“怎么?我现在说话不算数了?”太上皇看向小皇帝,目光犹如实质,“朕处理政事的时候,你还没出生,朝堂的事,还轮不到你教我。“
眼看着父子俩就要在大殿上吵起来,宁北适时上前一步,躬身行礼,
“陛下,太上皇,臣有一议。不如先将吕家所有人收押,由薛相和臣共同负责清查清风明月会余党,等所有案情查明后再最终定罪,既能给朝野一个交代,也不会冤枉无辜。”
这话算是给了双方一个台阶,太上皇沉吟片刻,点了点头:“也好,就按你说的办。
宁北之前被吕家构陷,实属冤枉,即日起官复原职,加封副相,协助薛相处理此事。宁侯府解除查封,家产悉数归还。”
皇帝咬了咬牙,也只能点头:“就按父皇的意思办。”
下朝后,群臣战战兢兢地走出奉天殿,宁北走在最后,面无表情。
宁北到公主府的时候,手里提着城西老字号的糖糕。
凡星正坐在院中的梨花树下剥橘子,看见宁北进来,挑了挑眉:“看来事情办得挺顺利,还没忘了给我带糖糕。”

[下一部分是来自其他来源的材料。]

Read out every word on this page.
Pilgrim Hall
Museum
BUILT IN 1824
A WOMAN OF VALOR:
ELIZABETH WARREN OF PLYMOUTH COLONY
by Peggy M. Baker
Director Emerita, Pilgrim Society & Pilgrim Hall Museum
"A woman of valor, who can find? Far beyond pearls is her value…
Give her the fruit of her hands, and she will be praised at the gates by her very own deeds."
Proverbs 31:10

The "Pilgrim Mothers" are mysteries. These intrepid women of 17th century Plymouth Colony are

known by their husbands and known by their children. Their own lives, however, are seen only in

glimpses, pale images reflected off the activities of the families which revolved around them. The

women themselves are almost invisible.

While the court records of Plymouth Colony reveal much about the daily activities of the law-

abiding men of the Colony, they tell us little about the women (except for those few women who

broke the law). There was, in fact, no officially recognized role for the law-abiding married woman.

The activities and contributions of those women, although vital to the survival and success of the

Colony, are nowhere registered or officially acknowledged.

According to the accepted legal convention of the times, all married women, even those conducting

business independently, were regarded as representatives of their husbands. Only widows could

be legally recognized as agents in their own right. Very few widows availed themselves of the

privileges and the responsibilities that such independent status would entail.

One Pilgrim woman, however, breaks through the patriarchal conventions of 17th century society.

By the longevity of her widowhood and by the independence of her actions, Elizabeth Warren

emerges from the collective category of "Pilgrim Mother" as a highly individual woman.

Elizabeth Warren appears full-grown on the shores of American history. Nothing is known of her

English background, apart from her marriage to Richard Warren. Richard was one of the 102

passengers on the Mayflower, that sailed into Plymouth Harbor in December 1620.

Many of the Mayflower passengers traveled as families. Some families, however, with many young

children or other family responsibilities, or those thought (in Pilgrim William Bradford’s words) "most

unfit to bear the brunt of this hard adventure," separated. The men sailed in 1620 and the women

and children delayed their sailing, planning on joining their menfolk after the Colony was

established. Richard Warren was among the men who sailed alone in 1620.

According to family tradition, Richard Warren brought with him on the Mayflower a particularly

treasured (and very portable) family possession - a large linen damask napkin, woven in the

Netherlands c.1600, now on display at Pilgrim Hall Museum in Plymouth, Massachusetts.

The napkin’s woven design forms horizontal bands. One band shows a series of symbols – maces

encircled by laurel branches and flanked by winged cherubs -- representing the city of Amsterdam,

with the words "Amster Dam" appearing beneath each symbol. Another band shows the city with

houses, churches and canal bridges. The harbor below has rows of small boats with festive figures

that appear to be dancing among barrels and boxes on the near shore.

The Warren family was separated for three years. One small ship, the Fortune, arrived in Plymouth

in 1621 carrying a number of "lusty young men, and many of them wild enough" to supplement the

“答应你的事,什么时候忘过。”宁北在她对面的石凳上坐下,接过侍女递来的茶,一口喝了大半,才把朝会上的事简单说了一遍。
说到太上皇和皇帝对峙的时候,他脸上毫无波澜,仿佛那剑拔弩张的场面和他毫无关系,
“吕家是陛下的棋子,薛家是太上皇的棋子,这次哪里是查吕家,不过是他们父子俩借着吕家的事夺权罢了。
你我皆为棋子,稍不留意就会被当成弃子。”
凡星捏着糖糕咬了一口:“那你现在被封为副宰相,夹在他们中间,岂不是更难办?”
“难办是难办,但也有好处。”宁北道,“至少现在我手里有实权,就能护着你,没人敢随便动你。”
他语气中带着坚定:“我今天来还有件事,你从今天起对外称病,闭门谢客,不管是宫里来人,还是吕家薛家的人找你,你一律不见。

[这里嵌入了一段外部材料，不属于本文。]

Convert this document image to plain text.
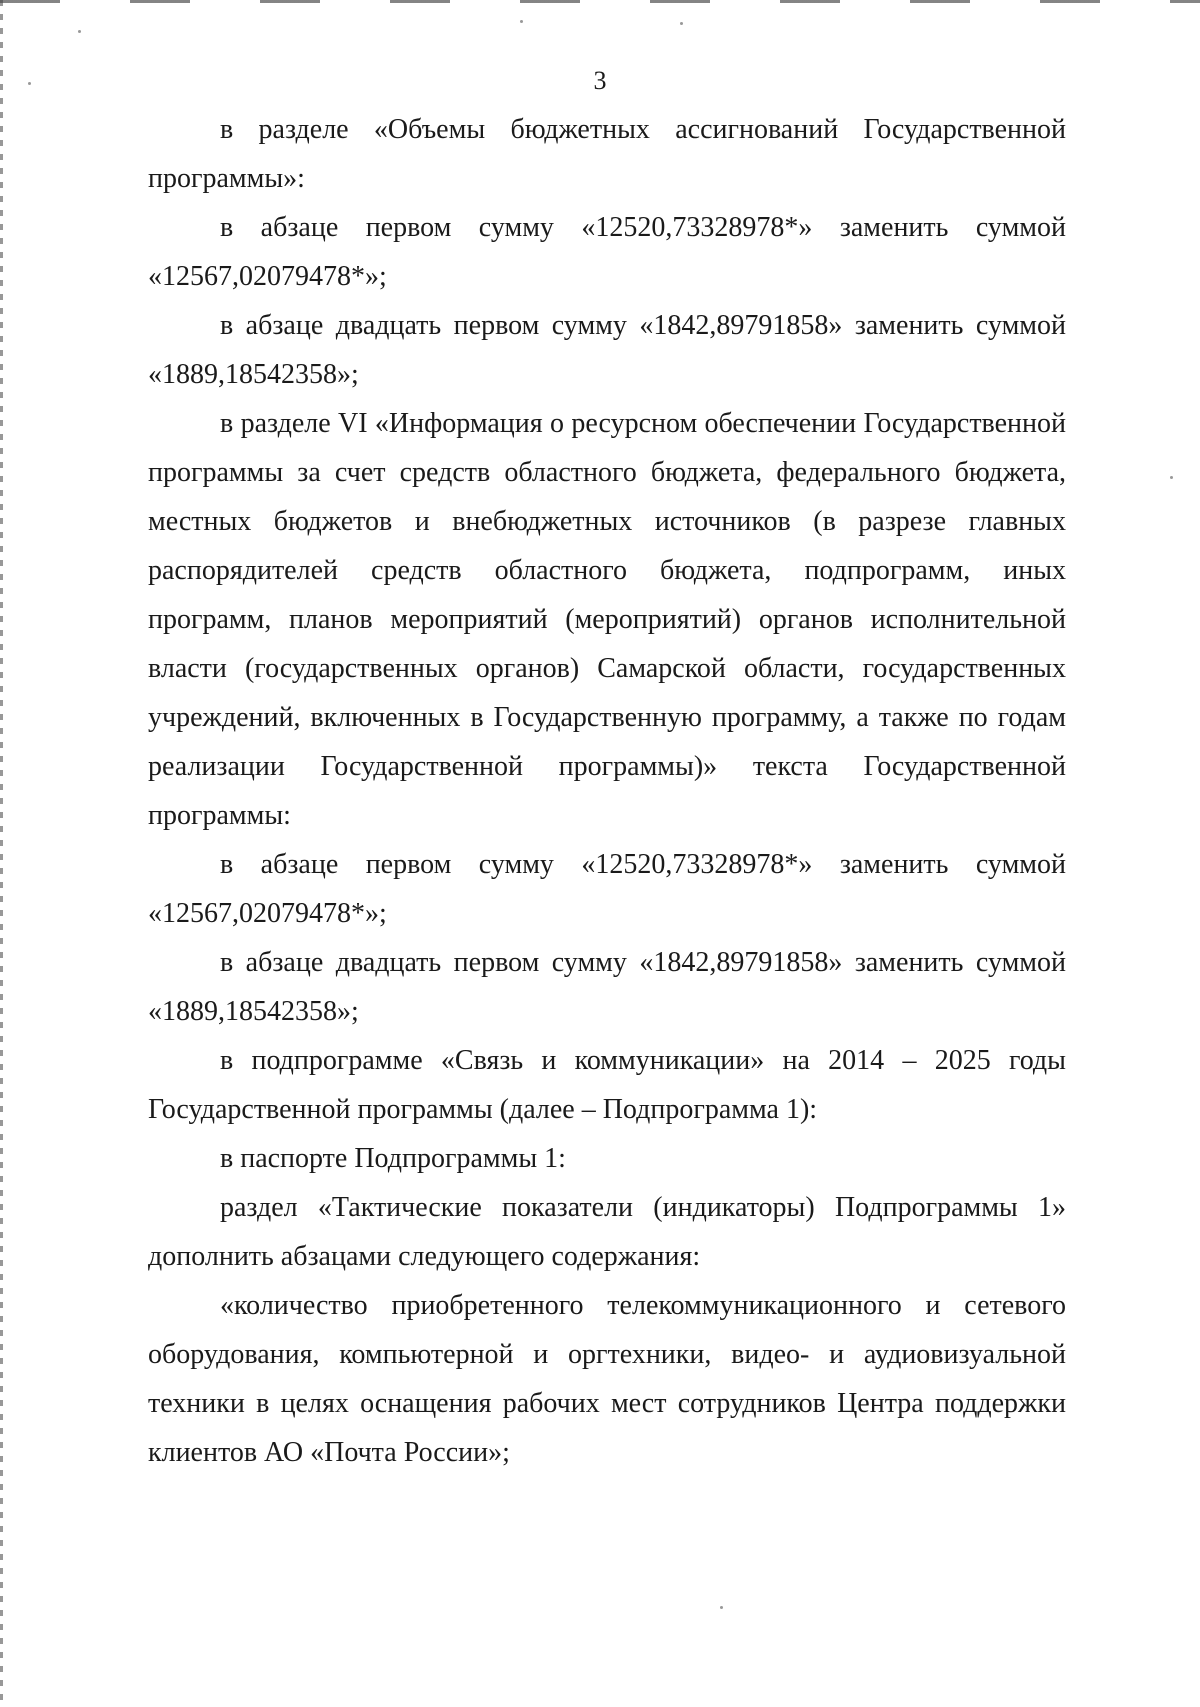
3

в разделе «Объемы бюджетных ассигнований Государственной программы»:

в абзаце первом сумму «12520,73328978*» заменить суммой «12567,02079478*»;

в абзаце двадцать первом сумму «1842,89791858» заменить суммой «1889,18542358»;

в разделе VI «Информация о ресурсном обеспечении Государственной программы за счет средств областного бюджета, федерального бюджета, местных бюджетов и внебюджетных источников (в разрезе главных распорядителей средств областного бюджета, подпрограмм, иных программ, планов мероприятий (мероприятий) органов исполнительной власти (государственных органов) Самарской области, государственных учреждений, включенных в Государственную программу, а также по годам реализации Государственной программы)» текста Государственной программы:

в абзаце первом сумму «12520,73328978*» заменить суммой «12567,02079478*»;

в абзаце двадцать первом сумму «1842,89791858» заменить суммой «1889,18542358»;

в подпрограмме «Связь и коммуникации» на 2014 – 2025 годы Государственной программы (далее – Подпрограмма 1):

в паспорте Подпрограммы 1:

раздел «Тактические показатели (индикаторы) Подпрограммы 1» дополнить абзацами следующего содержания:

«количество приобретенного телекоммуникационного и сетевого оборудования, компьютерной и оргтехники, видео- и аудиовизуальной техники в целях оснащения рабочих мест сотрудников Центра поддержки клиентов АО «Почта России»;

太上皇和陛下现在斗得厉害,你又是最近异军突起的新派势力,说不定会拿你当突破口,这件事,你别掺和进来。”
“知道了。”凡星乖乖点头,小口小口咬着糖糕,“我就说我感染了风寒,需要静养,谁来都不见,就在家等着你给我带好吃的,行不行?”
宁北伸手替她擦掉嘴角沾的糖屑:“好。明天我带你爱吃的水晶包。”
片刻后,宁北告辞,去薛相府商量清查吕家余党的事。
宁北走后,凡星当真对外称染了风寒,闭门谢客。
刚开始两天还觉得新鲜,不用应付那些虚与委蛇的宴会,也不用盯着凡星阁的账本,可到了第三天,她就闲得发慌了。
院中的梨花开了一树,她搬了个小矮凳坐在廊下,脚边围着三只圆滚滚的灵猫,正你推我挤地抢她手里的小鱼干。

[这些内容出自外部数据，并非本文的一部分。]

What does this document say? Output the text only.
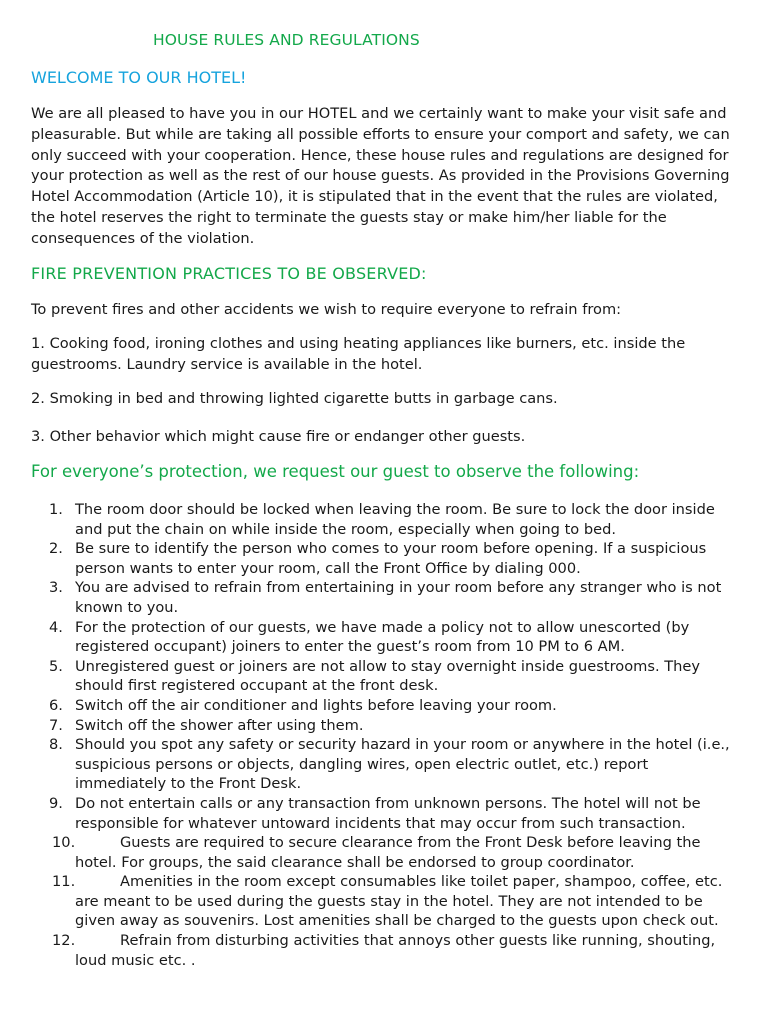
HOUSE RULES AND REGULATIONS
WELCOME TO OUR HOTEL!

We are all pleased to have you in our HOTEL and we certainly want to make your visit safe and pleasurable. But while are taking all possible efforts to ensure your comport and safety, we can only succeed with your cooperation. Hence, these house rules and regulations are designed for your protection as well as the rest of our house guests. As provided in the Provisions Governing Hotel Accommodation (Article 10), it is stipulated that in the event that the rules are violated, the hotel reserves the right to terminate the guests stay or make him/her liable for the consequences of the violation.

FIRE PREVENTION PRACTICES TO BE OBSERVED:

To prevent fires and other accidents we wish to require everyone to refrain from:

1. Cooking food, ironing clothes and using heating appliances like burners, etc. inside the guestrooms. Laundry service is available in the hotel.

2. Smoking in bed and throwing lighted cigarette butts in garbage cans.

3. Other behavior which might cause fire or endanger other guests.

For everyone’s protection, we request our guest to observe the following:
1. The room door should be locked when leaving the room. Be sure to lock the door inside and put the chain on while inside the room, especially when going to bed.
2. Be sure to identify the person who comes to your room before opening. If a suspicious person wants to enter your room, call the Front Office by dialing 000.
3. You are advised to refrain from entertaining in your room before any stranger who is not known to you.
4. For the protection of our guests, we have made a policy not to allow unescorted (by registered occupant) joiners to enter the guest’s room from 10 PM to 6 AM.
5. Unregistered guest or joiners are not allow to stay overnight inside guestrooms. They should first registered occupant at the front desk.
6. Switch off the air conditioner and lights before leaving your room.
7. Switch off the shower after using them.
8. Should you spot any safety or security hazard in your room or anywhere in the hotel (i.e., suspicious persons or objects, dangling wires, open electric outlet, etc.) report immediately to the Front Desk.
9. Do not entertain calls or any transaction from unknown persons. The hotel will not be responsible for whatever untoward incidents that may occur from such transaction.
10.	Guests are required to secure clearance from the Front Desk before leaving the hotel. For groups, the said clearance shall be endorsed to group coordinator.
11.	Amenities in the room except consumables like toilet paper, shampoo, coffee, etc. are meant to be used during the guests stay in the hotel. They are not intended to be given away as souvenirs. Lost amenities shall be charged to the guests upon check out.
12.	Refrain from disturbing activities that annoys other guests like running, shouting, loud music etc. .
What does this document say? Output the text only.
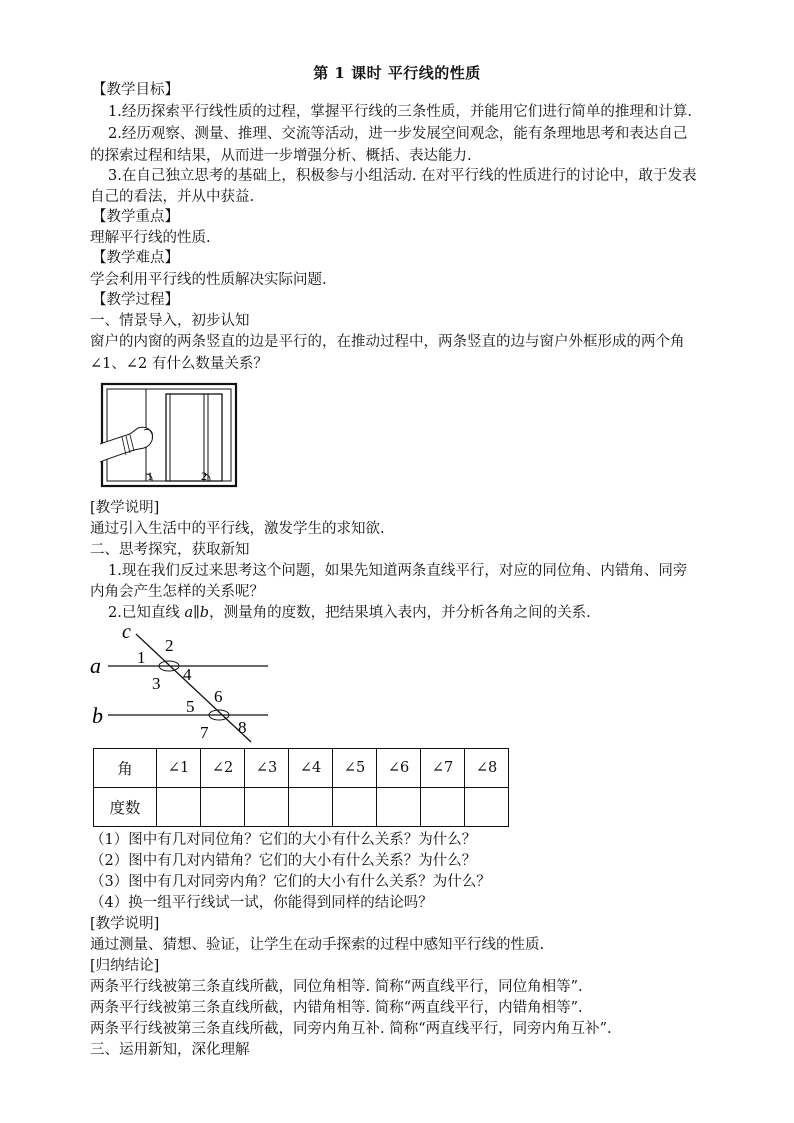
第 1 课时 平行线的性质
【教学目标】
1.经历探索平行线性质的过程，掌握平行线的三条性质，并能用它们进行简单的推理和计算.
2.经历观察、测量、推理、交流等活动，进一步发展空间观念，能有条理地思考和表达自己
的探索过程和结果，从而进一步增强分析、概括、表达能力.
3.在自己独立思考的基础上，积极参与小组活动. 在对平行线的性质进行的讨论中，敢于发表
自己的看法，并从中获益.
【教学重点】
理解平行线的性质.
【教学难点】
学会利用平行线的性质解决实际问题.
【教学过程】
一、情景导入，初步认知
窗户的内窗的两条竖直的边是平行的，在推动过程中，两条竖直的边与窗户外框形成的两个角
∠1、∠2 有什么数量关系？
1	2
[教学说明]
通过引入生活中的平行线，激发学生的求知欲.
二、思考探究，获取新知
1.现在我们反过来思考这个问题，如果先知道两条直线平行，对应的同位角、内错角、同旁
内角会产生怎样的关系呢？
2.已知直线 a∥b，测量角的度数，把结果填入表内，并分析各角之间的关系.
c
a
b
1
2
3 4
5
6
7 8
角	∠1	∠2	∠3	∠4	∠5	∠6	∠7	∠8
度数								
（1）图中有几对同位角？它们的大小有什么关系？为什么？
（2）图中有几对内错角？它们的大小有什么关系？为什么？
（3）图中有几对同旁内角？它们的大小有什么关系？为什么？
（4）换一组平行线试一试，你能得到同样的结论吗？
[教学说明]
通过测量、猜想、验证，让学生在动手探索的过程中感知平行线的性质.
[归纳结论]
两条平行线被第三条直线所截，同位角相等. 简称“两直线平行，同位角相等”.
两条平行线被第三条直线所截，内错角相等. 简称“两直线平行，内错角相等”.
两条平行线被第三条直线所截，同旁内角互补. 简称“两直线平行，同旁内角互补”.
三、运用新知，深化理解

黄瞳的雀猫名为绒绒,是玉蛟龙化形的,性子最是跳脱,叼着小鱼干就往树上窜,尾巴扫得花瓣簌簌往下掉;
绿瞳的三花猫是灿灿,是玉手镯化形的,最是黏人,蹭着她的脚踝喵喵叫,软乎乎的爪子扒着她的裤腿要吃的;
黑瞳的玄猫叫岁岁,是合二为一的玉剑化形的,性子最为稳妥,蹲在她脚边,安安静静地等着她投喂,只有在灿灿抢它小鱼干的时候,才会抬爪子轻轻拍一下灿灿的脑袋。
还有一只大胖猫,步步,步步在一众小猫中可谓的老大一般的存在,谁让它资历最老呢?
凡星看着几只猫闹得欢,忍不住戳了戳识海里的系统:“我说,我这也算集齐三件宝物了吧?怎么感觉除了多了三只猫,这也没什么别的变化啊?”